The reduction of TMS-evoked electrical activity following alcohol ingestion is in line with the results of glucose metabolism studies in humans and animals. These studies have shown that alcohol decreases CMRglu in the cortex, in particular in the prefrontal areas. Whole-brain CMRglu, studied by positron emissiontomography, was decreased after the administration of alcohol, in particular at a dose of 0.8 g/kg (the dose we used in this study).
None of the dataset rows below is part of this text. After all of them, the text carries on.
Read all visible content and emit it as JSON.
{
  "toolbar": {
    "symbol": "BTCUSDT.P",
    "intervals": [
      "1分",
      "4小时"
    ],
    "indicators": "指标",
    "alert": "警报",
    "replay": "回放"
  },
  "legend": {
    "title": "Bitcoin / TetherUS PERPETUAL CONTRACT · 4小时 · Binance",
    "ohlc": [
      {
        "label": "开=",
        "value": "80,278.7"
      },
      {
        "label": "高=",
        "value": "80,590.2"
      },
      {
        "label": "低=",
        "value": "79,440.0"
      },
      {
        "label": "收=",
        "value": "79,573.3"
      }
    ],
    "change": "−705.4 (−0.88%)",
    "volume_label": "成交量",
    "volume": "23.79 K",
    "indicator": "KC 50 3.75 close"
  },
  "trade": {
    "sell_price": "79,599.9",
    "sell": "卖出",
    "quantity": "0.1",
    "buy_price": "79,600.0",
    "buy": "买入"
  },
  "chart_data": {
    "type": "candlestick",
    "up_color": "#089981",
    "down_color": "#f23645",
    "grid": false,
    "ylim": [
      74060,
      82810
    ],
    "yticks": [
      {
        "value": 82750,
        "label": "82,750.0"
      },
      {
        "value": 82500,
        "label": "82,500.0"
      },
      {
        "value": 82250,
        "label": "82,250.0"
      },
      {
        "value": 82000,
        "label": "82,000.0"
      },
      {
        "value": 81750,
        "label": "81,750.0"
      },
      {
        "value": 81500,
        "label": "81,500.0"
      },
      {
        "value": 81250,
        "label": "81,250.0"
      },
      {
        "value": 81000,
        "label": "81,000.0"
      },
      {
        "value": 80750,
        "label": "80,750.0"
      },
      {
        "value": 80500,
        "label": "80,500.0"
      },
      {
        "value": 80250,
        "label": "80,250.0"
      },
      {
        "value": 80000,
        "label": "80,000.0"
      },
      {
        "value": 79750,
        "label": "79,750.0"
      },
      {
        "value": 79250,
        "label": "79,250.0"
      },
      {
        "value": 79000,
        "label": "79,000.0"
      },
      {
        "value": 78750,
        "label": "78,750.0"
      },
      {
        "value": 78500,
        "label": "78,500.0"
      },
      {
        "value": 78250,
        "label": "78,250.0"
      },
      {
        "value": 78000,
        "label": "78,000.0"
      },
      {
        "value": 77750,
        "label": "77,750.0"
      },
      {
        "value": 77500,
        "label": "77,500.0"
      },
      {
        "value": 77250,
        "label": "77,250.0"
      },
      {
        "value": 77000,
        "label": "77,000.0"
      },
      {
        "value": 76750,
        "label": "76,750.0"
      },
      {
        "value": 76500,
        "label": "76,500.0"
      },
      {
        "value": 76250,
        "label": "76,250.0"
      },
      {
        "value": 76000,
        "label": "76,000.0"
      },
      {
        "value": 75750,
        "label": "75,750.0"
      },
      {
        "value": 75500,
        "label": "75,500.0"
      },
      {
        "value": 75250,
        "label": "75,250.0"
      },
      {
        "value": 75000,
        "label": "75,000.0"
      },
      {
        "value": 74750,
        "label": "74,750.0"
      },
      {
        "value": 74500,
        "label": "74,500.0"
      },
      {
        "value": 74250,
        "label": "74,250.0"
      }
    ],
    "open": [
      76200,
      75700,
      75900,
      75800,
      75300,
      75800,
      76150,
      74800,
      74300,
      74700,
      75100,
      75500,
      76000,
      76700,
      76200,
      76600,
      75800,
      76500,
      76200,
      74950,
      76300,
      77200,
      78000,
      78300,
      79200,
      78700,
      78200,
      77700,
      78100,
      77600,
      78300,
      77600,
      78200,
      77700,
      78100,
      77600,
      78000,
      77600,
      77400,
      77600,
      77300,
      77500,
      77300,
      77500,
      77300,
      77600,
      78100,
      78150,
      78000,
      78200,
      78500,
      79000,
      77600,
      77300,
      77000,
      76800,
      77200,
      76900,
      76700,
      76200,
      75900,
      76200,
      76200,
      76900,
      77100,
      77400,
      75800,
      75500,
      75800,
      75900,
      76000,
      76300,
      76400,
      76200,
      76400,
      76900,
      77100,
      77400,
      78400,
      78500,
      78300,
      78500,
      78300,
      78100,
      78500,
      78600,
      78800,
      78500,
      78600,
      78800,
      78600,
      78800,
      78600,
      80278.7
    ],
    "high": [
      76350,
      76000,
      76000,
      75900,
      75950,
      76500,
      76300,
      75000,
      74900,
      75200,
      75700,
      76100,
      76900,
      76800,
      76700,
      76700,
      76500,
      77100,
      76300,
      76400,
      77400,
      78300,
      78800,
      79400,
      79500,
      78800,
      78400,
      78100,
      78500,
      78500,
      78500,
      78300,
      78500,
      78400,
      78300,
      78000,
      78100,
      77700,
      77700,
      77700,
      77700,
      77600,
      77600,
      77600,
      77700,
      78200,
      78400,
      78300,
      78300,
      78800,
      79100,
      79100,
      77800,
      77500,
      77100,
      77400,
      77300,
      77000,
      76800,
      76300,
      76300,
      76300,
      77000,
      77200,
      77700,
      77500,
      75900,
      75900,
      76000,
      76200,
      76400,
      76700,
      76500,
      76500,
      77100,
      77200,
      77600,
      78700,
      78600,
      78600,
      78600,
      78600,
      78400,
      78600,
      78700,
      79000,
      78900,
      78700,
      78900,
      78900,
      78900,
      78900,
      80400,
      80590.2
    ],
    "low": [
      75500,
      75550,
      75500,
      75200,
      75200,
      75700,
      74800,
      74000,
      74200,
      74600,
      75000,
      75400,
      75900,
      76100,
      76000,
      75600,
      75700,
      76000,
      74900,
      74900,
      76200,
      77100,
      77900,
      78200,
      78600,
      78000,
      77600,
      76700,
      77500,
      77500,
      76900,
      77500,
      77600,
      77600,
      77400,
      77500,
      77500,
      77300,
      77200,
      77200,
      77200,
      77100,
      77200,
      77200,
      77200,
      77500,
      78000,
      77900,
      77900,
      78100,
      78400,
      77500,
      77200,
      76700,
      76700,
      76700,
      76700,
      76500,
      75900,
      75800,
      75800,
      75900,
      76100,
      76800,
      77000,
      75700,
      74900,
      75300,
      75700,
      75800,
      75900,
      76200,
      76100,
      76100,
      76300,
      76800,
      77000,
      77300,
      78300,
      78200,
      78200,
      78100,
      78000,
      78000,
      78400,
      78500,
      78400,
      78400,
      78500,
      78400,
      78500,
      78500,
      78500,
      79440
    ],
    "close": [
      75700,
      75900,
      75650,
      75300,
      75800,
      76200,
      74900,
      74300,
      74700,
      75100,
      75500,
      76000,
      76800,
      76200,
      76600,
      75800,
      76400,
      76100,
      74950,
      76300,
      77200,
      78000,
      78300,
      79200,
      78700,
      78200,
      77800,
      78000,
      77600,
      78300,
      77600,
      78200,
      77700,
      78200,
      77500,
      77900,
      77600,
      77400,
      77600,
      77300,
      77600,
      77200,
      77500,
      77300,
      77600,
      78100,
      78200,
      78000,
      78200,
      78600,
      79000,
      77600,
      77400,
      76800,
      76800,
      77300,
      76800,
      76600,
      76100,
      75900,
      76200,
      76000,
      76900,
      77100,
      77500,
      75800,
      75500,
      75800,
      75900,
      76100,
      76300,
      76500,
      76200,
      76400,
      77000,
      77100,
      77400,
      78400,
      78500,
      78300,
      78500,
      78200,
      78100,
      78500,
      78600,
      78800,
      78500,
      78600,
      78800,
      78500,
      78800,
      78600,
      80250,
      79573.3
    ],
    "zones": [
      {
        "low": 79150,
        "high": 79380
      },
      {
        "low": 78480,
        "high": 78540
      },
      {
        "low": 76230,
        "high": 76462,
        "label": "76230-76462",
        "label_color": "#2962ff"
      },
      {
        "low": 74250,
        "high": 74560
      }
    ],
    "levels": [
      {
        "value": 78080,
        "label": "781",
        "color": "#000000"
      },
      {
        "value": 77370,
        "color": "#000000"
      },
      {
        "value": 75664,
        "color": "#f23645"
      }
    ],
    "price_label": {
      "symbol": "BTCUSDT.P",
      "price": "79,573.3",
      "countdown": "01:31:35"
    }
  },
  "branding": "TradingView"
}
The decreased CMRglu was marked in frontal cortices bilaterally (De Wit et al, 1990). At a higher dose (1 g/kg), alcohol decreased cortical (including prefrontal areas) and cerebellar CMRglu with relative sparing of the basal ganglia and corpus callosum (Volkow et al, 1990). The decrease of CMRglu after alcohol administration was also documented in in vivo autoradiographic studies in rats (Eckardt et al, 1988). In these studies, changes in brain functions after alcohol administration were detected with a time resolution of minutes. In contrast to this, TMS allowed us to excite the prefrontal cortex locally and to monitor changes of neuronal activity directly by high-resolution EEG in millisecond accuracy.

In conclusion, alcohol-reduced cortical excitability was detected by focal prefrontal magnetic stimulation combined with high-resolution EEG. The reduction of prefrontal excitability may be associated with symptoms of alcohol intoxication such as mood lability and impairments in attention, memory, and judgement.